Grid Unique Paths

A robot is located at the top-left corner of an A x B grid (marked ‘Start’ in the diagram below).

The robot can only move either down or right at any point in time. The robot is trying to reach the bottom-right corner of the grid (marked ‘Finish’ in the diagram below).
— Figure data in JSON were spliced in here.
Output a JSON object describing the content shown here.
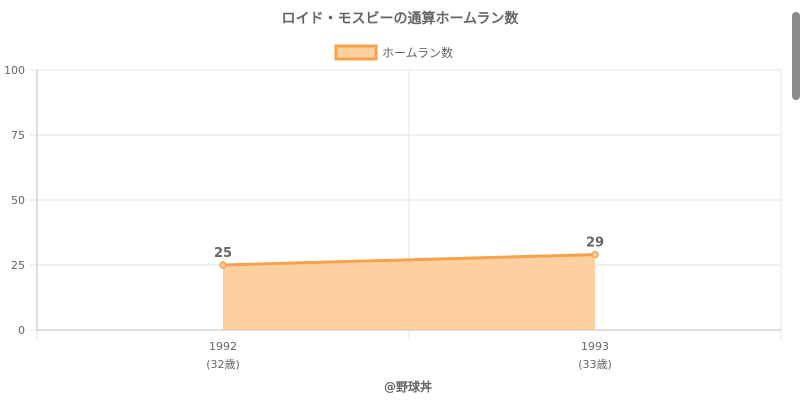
{
  "chart_data": {
    "type": "area",
    "title": "ロイド・モスビーの通算ホームラン数",
    "categories": [
      "1992",
      "1993"
    ],
    "sublabels": [
      "(32歳)",
      "(33歳)"
    ],
    "series": [
      {
        "name": "ホームラン数",
        "values": [
          25,
          29
        ]
      }
    ],
    "ylim": [
      0,
      100
    ],
    "yticks": [
      "0",
      "25",
      "50",
      "75",
      "100"
    ],
    "grid": true,
    "legend": "top",
    "colors": {
      "line": "#f7a14a",
      "fill": "#fdd0a0"
    }
  },
  "credit": "@野球丼"
}
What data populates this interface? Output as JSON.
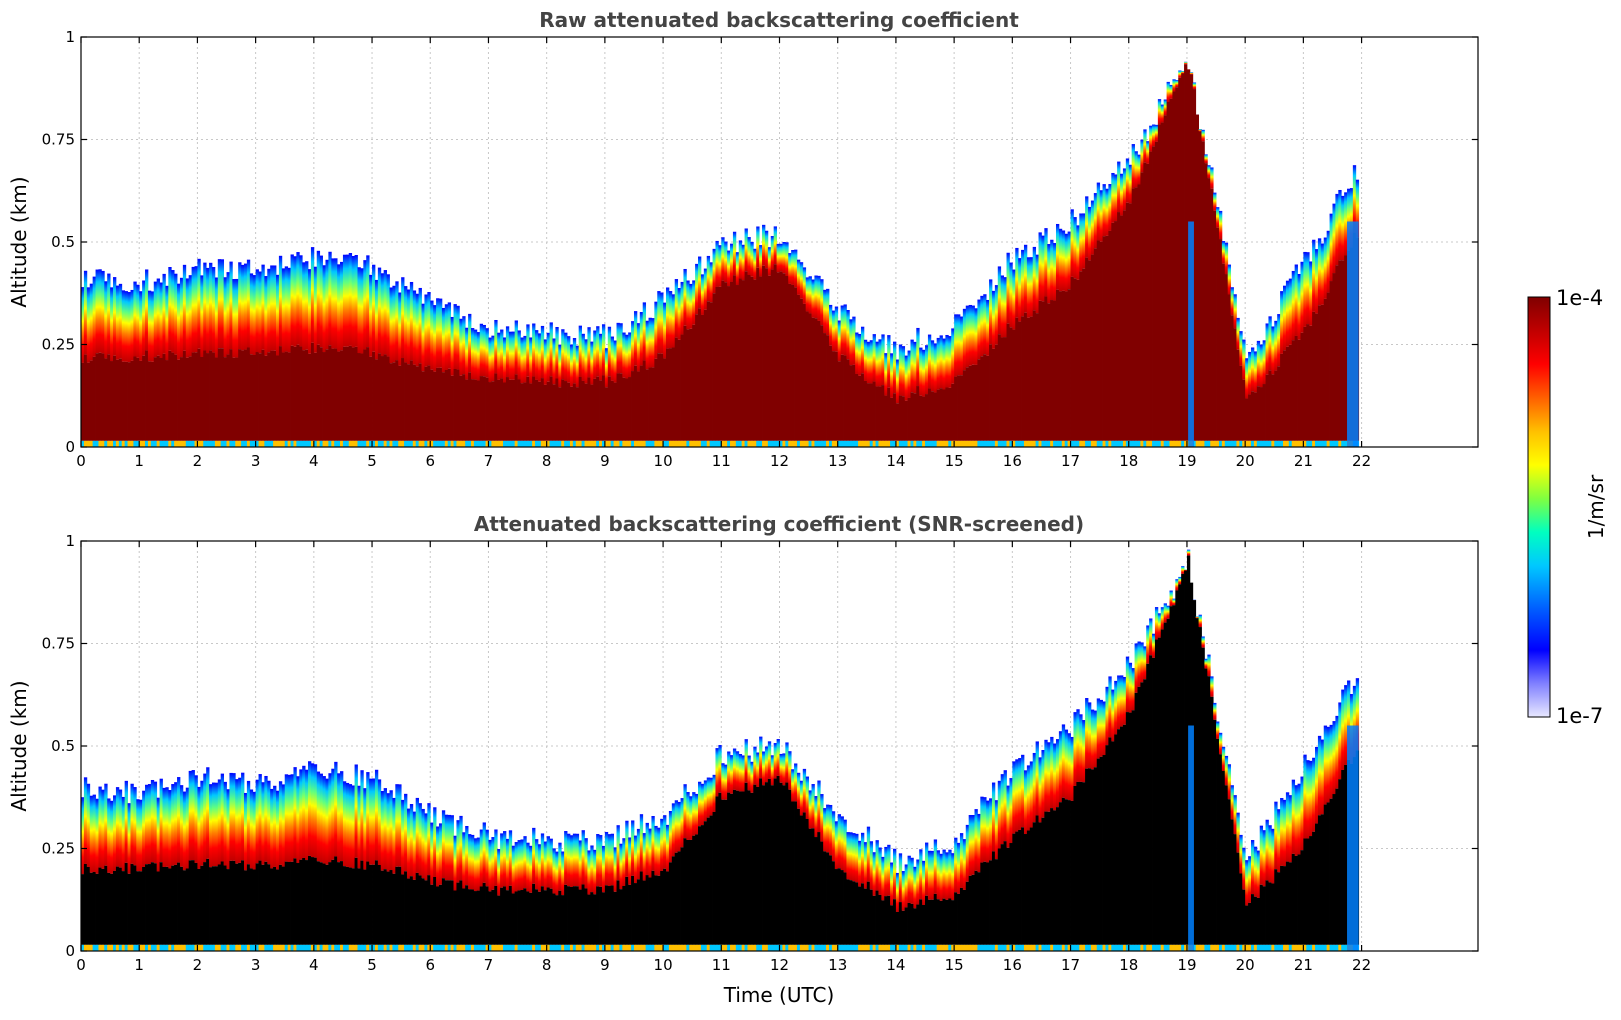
{
  "chart_data": [
    {
      "type": "heatmap",
      "title": "Raw attenuated backscattering coefficient",
      "xlabel": "",
      "ylabel": "Altitude (km)",
      "xlim": [
        0,
        24
      ],
      "ylim": [
        0,
        1
      ],
      "x_ticks": [
        0,
        1,
        2,
        3,
        4,
        5,
        6,
        7,
        8,
        9,
        10,
        11,
        12,
        13,
        14,
        15,
        16,
        17,
        18,
        19,
        20,
        21,
        22
      ],
      "x_tick_labels": [
        "0",
        "1",
        "2",
        "3",
        "4",
        "5",
        "6",
        "7",
        "8",
        "9",
        "10",
        "11",
        "12",
        "13",
        "14",
        "15",
        "16",
        "17",
        "18",
        "19",
        "20",
        "21",
        "22"
      ],
      "y_ticks": [
        0,
        0.25,
        0.5,
        0.75,
        1
      ],
      "y_tick_labels": [
        "0",
        "0.25",
        "0.5",
        "0.75",
        "1"
      ],
      "grid": true,
      "data_end_hour": 21.95,
      "layer_top_km": [
        0.42,
        0.4,
        0.44,
        0.43,
        0.46,
        0.44,
        0.36,
        0.29,
        0.28,
        0.27,
        0.36,
        0.5,
        0.52,
        0.33,
        0.24,
        0.3,
        0.46,
        0.55,
        0.7,
        0.95,
        0.22,
        0.45,
        0.7
      ],
      "saturated_top_km": [
        0.22,
        0.22,
        0.23,
        0.23,
        0.24,
        0.23,
        0.19,
        0.17,
        0.16,
        0.16,
        0.22,
        0.4,
        0.44,
        0.22,
        0.12,
        0.16,
        0.3,
        0.4,
        0.6,
        0.95,
        0.12,
        0.28,
        0.55
      ]
    },
    {
      "type": "heatmap",
      "title": "Attenuated backscattering coefficient (SNR-screened)",
      "xlabel": "Time (UTC)",
      "ylabel": "Altitude (km)",
      "xlim": [
        0,
        24
      ],
      "ylim": [
        0,
        1
      ],
      "x_ticks": [
        0,
        1,
        2,
        3,
        4,
        5,
        6,
        7,
        8,
        9,
        10,
        11,
        12,
        13,
        14,
        15,
        16,
        17,
        18,
        19,
        20,
        21,
        22
      ],
      "x_tick_labels": [
        "0",
        "1",
        "2",
        "3",
        "4",
        "5",
        "6",
        "7",
        "8",
        "9",
        "10",
        "11",
        "12",
        "13",
        "14",
        "15",
        "16",
        "17",
        "18",
        "19",
        "20",
        "21",
        "22"
      ],
      "y_ticks": [
        0,
        0.25,
        0.5,
        0.75,
        1
      ],
      "y_tick_labels": [
        "0",
        "0.25",
        "0.5",
        "0.75",
        "1"
      ],
      "grid": true,
      "data_end_hour": 21.95,
      "layer_top_km": [
        0.4,
        0.38,
        0.42,
        0.41,
        0.44,
        0.42,
        0.33,
        0.28,
        0.27,
        0.27,
        0.33,
        0.48,
        0.5,
        0.33,
        0.22,
        0.27,
        0.45,
        0.55,
        0.7,
        0.95,
        0.22,
        0.45,
        0.7
      ],
      "saturated_top_km": [
        0.2,
        0.2,
        0.21,
        0.21,
        0.22,
        0.21,
        0.17,
        0.15,
        0.15,
        0.15,
        0.2,
        0.38,
        0.42,
        0.2,
        0.11,
        0.14,
        0.28,
        0.38,
        0.58,
        0.95,
        0.11,
        0.26,
        0.52
      ]
    }
  ],
  "colorbar": {
    "label": "1/m/sr",
    "max_label": "1e-4",
    "min_label": "1e-7",
    "scale": "log",
    "range": [
      1e-07,
      0.0001
    ],
    "colormap": [
      "#e8e8ff",
      "#8080ff",
      "#0000ff",
      "#0060ff",
      "#00c8ff",
      "#00ffc0",
      "#80ff40",
      "#ffff00",
      "#ffc000",
      "#ff6000",
      "#ff0000",
      "#c00000",
      "#800000"
    ]
  }
}
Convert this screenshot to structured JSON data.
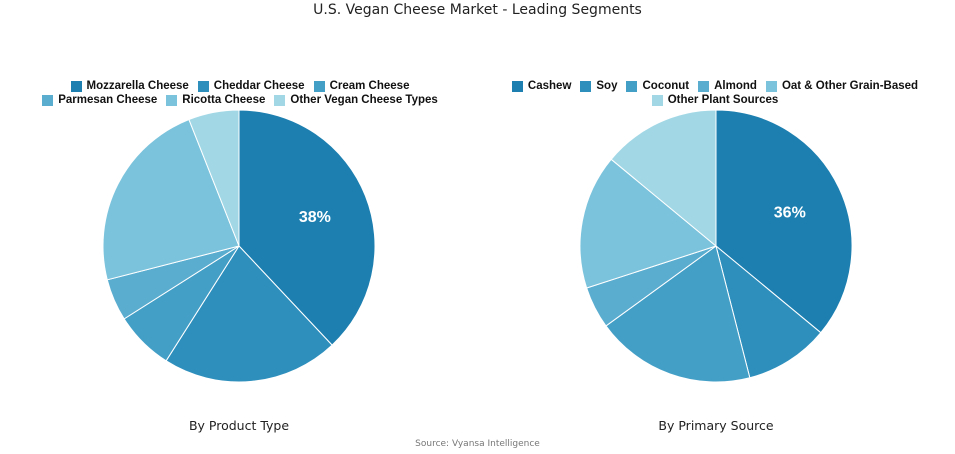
{
  "title": "U.S. Vegan Cheese Market - Leading Segments",
  "source": "Source: Vyansa Intelligence",
  "chart_data": [
    {
      "type": "pie",
      "xlabel": "By Product Type",
      "legend_position": "top",
      "categories": [
        "Mozzarella Cheese",
        "Cheddar Cheese",
        "Cream Cheese",
        "Parmesan Cheese",
        "Ricotta Cheese",
        "Other Vegan Cheese Types"
      ],
      "values": [
        38,
        21,
        7,
        5,
        23,
        6
      ],
      "colors": [
        "#1c7fb0",
        "#2e8fbd",
        "#449fc7",
        "#5badd0",
        "#7bc3dc",
        "#a2d8e6"
      ],
      "data_labels": [
        "38%",
        "",
        "",
        "",
        "",
        ""
      ]
    },
    {
      "type": "pie",
      "xlabel": "By Primary Source",
      "legend_position": "top",
      "categories": [
        "Cashew",
        "Soy",
        "Coconut",
        "Almond",
        "Oat & Other Grain-Based",
        "Other Plant Sources"
      ],
      "values": [
        36,
        10,
        19,
        5,
        16,
        14
      ],
      "colors": [
        "#1c7fb0",
        "#2e8fbd",
        "#449fc7",
        "#5badd0",
        "#7bc3dc",
        "#a2d8e6"
      ],
      "data_labels": [
        "36%",
        "",
        "",
        "",
        "",
        ""
      ]
    }
  ]
}
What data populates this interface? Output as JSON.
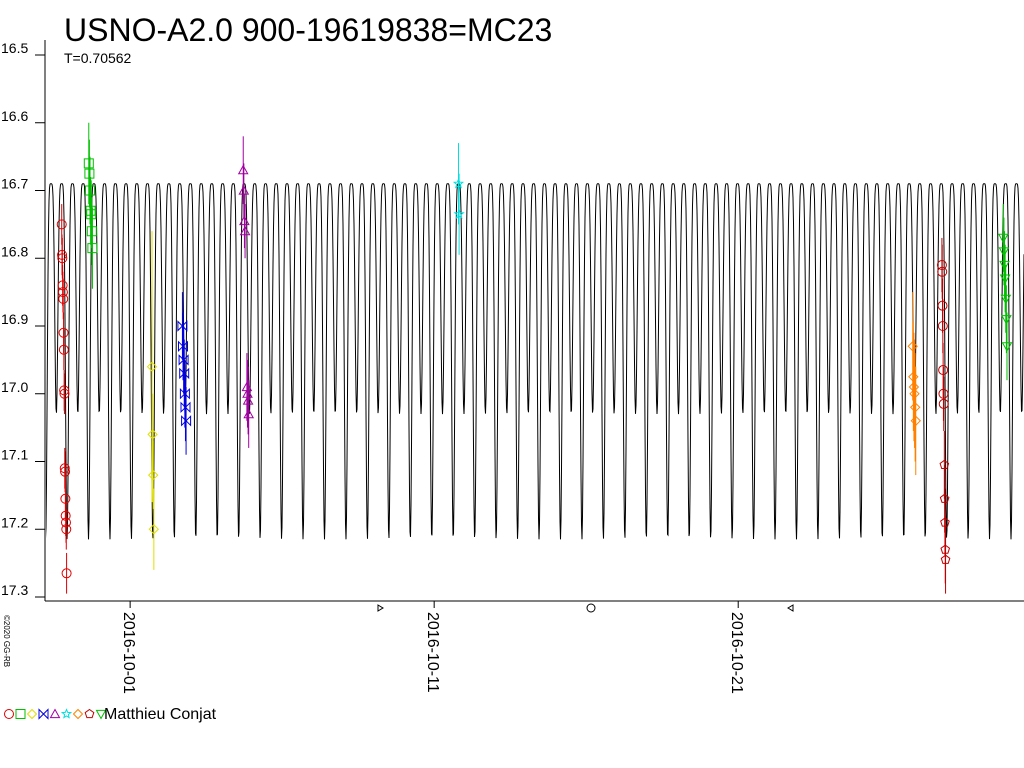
{
  "chart_data": {
    "type": "scatter",
    "title": "USNO-A2.0 900-19619838=MC23",
    "period": {
      "value": 0.70562,
      "label": "T=0.70562"
    },
    "credit": "©2020 GG-RB",
    "observer": "Matthieu Conjat",
    "reversed_y": true,
    "xlim": [
      2457659.7,
      2457691.9
    ],
    "xticks": [
      {
        "value": 2457662.5,
        "label": "2016-10-01"
      },
      {
        "value": 2457672.5,
        "label": "2016-10-11"
      },
      {
        "value": 2457682.5,
        "label": "2016-10-21"
      }
    ],
    "ylim": [
      16.5,
      17.3
    ],
    "yticks": [
      {
        "value": 16.5,
        "label": "16.5"
      },
      {
        "value": 16.6,
        "label": "16.6"
      },
      {
        "value": 16.7,
        "label": "16.7"
      },
      {
        "value": 16.8,
        "label": "16.8"
      },
      {
        "value": 16.9,
        "label": "16.9"
      },
      {
        "value": 17.0,
        "label": "17.0"
      },
      {
        "value": 17.1,
        "label": "17.1"
      },
      {
        "value": 17.2,
        "label": "17.2"
      },
      {
        "value": 17.3,
        "label": "17.3"
      }
    ],
    "model": {
      "max": 16.69,
      "primary_min": 17.215,
      "secondary_min": 17.03,
      "epoch": 2457659.72,
      "color": "#000000"
    },
    "series": [
      {
        "marker": "circle",
        "color": "#e00000",
        "x": [
          2457660.25,
          2457660.26,
          2457660.27,
          2457660.28,
          2457660.29,
          2457660.3,
          2457660.31,
          2457660.32,
          2457660.33,
          2457660.34,
          2457660.35,
          2457660.36,
          2457660.37,
          2457660.38,
          2457660.39,
          2457660.4,
          2457660.41
        ],
        "values": [
          16.75,
          16.795,
          16.8,
          16.84,
          16.85,
          16.86,
          16.91,
          16.935,
          16.995,
          17.0,
          17.11,
          17.115,
          17.155,
          17.18,
          17.19,
          17.2,
          17.265
        ],
        "errors": [
          0.03,
          0.03,
          0.03,
          0.03,
          0.03,
          0.03,
          0.03,
          0.03,
          0.03,
          0.03,
          0.03,
          0.03,
          0.03,
          0.03,
          0.03,
          0.03,
          0.03
        ]
      },
      {
        "marker": "square",
        "color": "#00c000",
        "x": [
          2457661.14,
          2457661.16,
          2457661.18,
          2457661.2,
          2457661.22,
          2457661.24,
          2457661.26
        ],
        "values": [
          16.66,
          16.675,
          16.7,
          16.73,
          16.735,
          16.76,
          16.785
        ],
        "errors": [
          0.06,
          0.05,
          0.05,
          0.05,
          0.05,
          0.05,
          0.06
        ]
      },
      {
        "marker": "diamond",
        "color": "#e0e000",
        "x": [
          2457663.22,
          2457663.24,
          2457663.26,
          2457663.28
        ],
        "values": [
          16.96,
          17.06,
          17.12,
          17.2
        ],
        "errors": [
          0.2,
          0.06,
          0.05,
          0.06
        ]
      },
      {
        "marker": "bowtie",
        "color": "#0000e0",
        "x": [
          2457664.22,
          2457664.24,
          2457664.26,
          2457664.28,
          2457664.3,
          2457664.32,
          2457664.34
        ],
        "values": [
          16.9,
          16.93,
          16.95,
          16.97,
          17.0,
          17.02,
          17.04
        ],
        "errors": [
          0.05,
          0.05,
          0.05,
          0.05,
          0.05,
          0.05,
          0.05
        ]
      },
      {
        "marker": "triangle",
        "color": "#a000a0",
        "x": [
          2457666.22,
          2457666.24,
          2457666.26,
          2457666.28,
          2457666.34,
          2457666.36,
          2457666.38,
          2457666.4
        ],
        "values": [
          16.67,
          16.7,
          16.745,
          16.76,
          16.99,
          17.0,
          17.01,
          17.03
        ],
        "errors": [
          0.05,
          0.04,
          0.04,
          0.04,
          0.05,
          0.05,
          0.05,
          0.05
        ]
      },
      {
        "marker": "star",
        "color": "#00e0e0",
        "x": [
          2457673.3,
          2457673.32
        ],
        "values": [
          16.69,
          16.735
        ],
        "errors": [
          0.06,
          0.06
        ]
      },
      {
        "marker": "diamond",
        "color": "#ff8000",
        "x": [
          2457688.24,
          2457688.26,
          2457688.28,
          2457688.3,
          2457688.32,
          2457688.34
        ],
        "values": [
          16.93,
          16.975,
          16.99,
          17.0,
          17.02,
          17.04
        ],
        "errors": [
          0.08,
          0.08,
          0.08,
          0.08,
          0.08,
          0.08
        ]
      },
      {
        "marker": "circle",
        "color": "#c00000",
        "x": [
          2457689.2,
          2457689.21,
          2457689.22,
          2457689.23,
          2457689.24,
          2457689.25,
          2457689.26
        ],
        "values": [
          16.81,
          16.82,
          16.87,
          16.9,
          16.965,
          17.0,
          17.015
        ],
        "errors": [
          0.04,
          0.04,
          0.04,
          0.04,
          0.04,
          0.04,
          0.04
        ]
      },
      {
        "marker": "pentagon",
        "color": "#c00000",
        "x": [
          2457689.28,
          2457689.29,
          2457689.3,
          2457689.31,
          2457689.32
        ],
        "values": [
          17.105,
          17.155,
          17.19,
          17.23,
          17.245
        ],
        "errors": [
          0.05,
          0.05,
          0.05,
          0.05,
          0.05
        ]
      },
      {
        "marker": "triangle-down",
        "color": "#00c000",
        "x": [
          2457691.22,
          2457691.24,
          2457691.26,
          2457691.28,
          2457691.3,
          2457691.32,
          2457691.34
        ],
        "values": [
          16.77,
          16.79,
          16.81,
          16.83,
          16.86,
          16.89,
          16.93
        ],
        "errors": [
          0.05,
          0.05,
          0.05,
          0.05,
          0.05,
          0.05,
          0.05
        ]
      }
    ]
  }
}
How many possible unique paths are there?

Input : A = 2, B = 2
Output : 2

2 possible routes : (0, 0) -> (0, 1) -> (1, 1) 
              OR  : (0, 0) -> (1, 0) -> (1, 1)

思路:

DP, dp[i][0] = dp[0][j] = 1
dp[i][j] = dp[i - 1][j] + dp[i][j - 1]

Solution:

Time: O(A * B)
Space: O(A * B)

public class Solution {
    public int uniquePaths(int A, int B) {
        int[][] dp = new int[A][B];
        for (int i = 0; i < A; i ++) {
            for (int j = 0; j < B; j ++) {
                if (i == 0 || j == 0) {
                    dp[i][j] = 1;
                } else {
                    dp[i][j] = dp[i - 1][j] + dp[i][j - 1];
                }
            }
        }
        return dp[A - 1][B - 1];
    }
}

思路2:

往右要走B - 1步，往下要走A - 1步，总共是A + B - 2步，我们要决定每一步是往下走还是往右走，所以就变成了计算A + B - 2 Choose B -1或者A + B - 2 Choose A - 1，是一样的 

m+n-2 C n-1 = (m+n-2)! / (n-1)! (m-1)!

如果A = 2, B = 3, => 

3! / 1! * 2! = 6 / 2 = 3
                 = 1 * 2 * 3 / 1 * 1 * 2
                 = 2 * 3 / 1 * 2
                 = 2 * 3 / (2 - 1) * (3 - 1) 
                 = 2 / (2 - 1) * 3 / (3 - 1)

Solution:

Time: O(A + B - 1)
Space: O(1)

class Solution {
    public:
        int uniquePaths(int m, int n) {
            // m+n-2 C n-1 = (m+n-2)! / (n-1)! (m-1)! 
            long long ans = 1;
            for (int i = n; i < (m + n - 1); i++) {
                ans *= i;
                ans /= (i - n + 1);
            }
            return (int)ans;
        }
}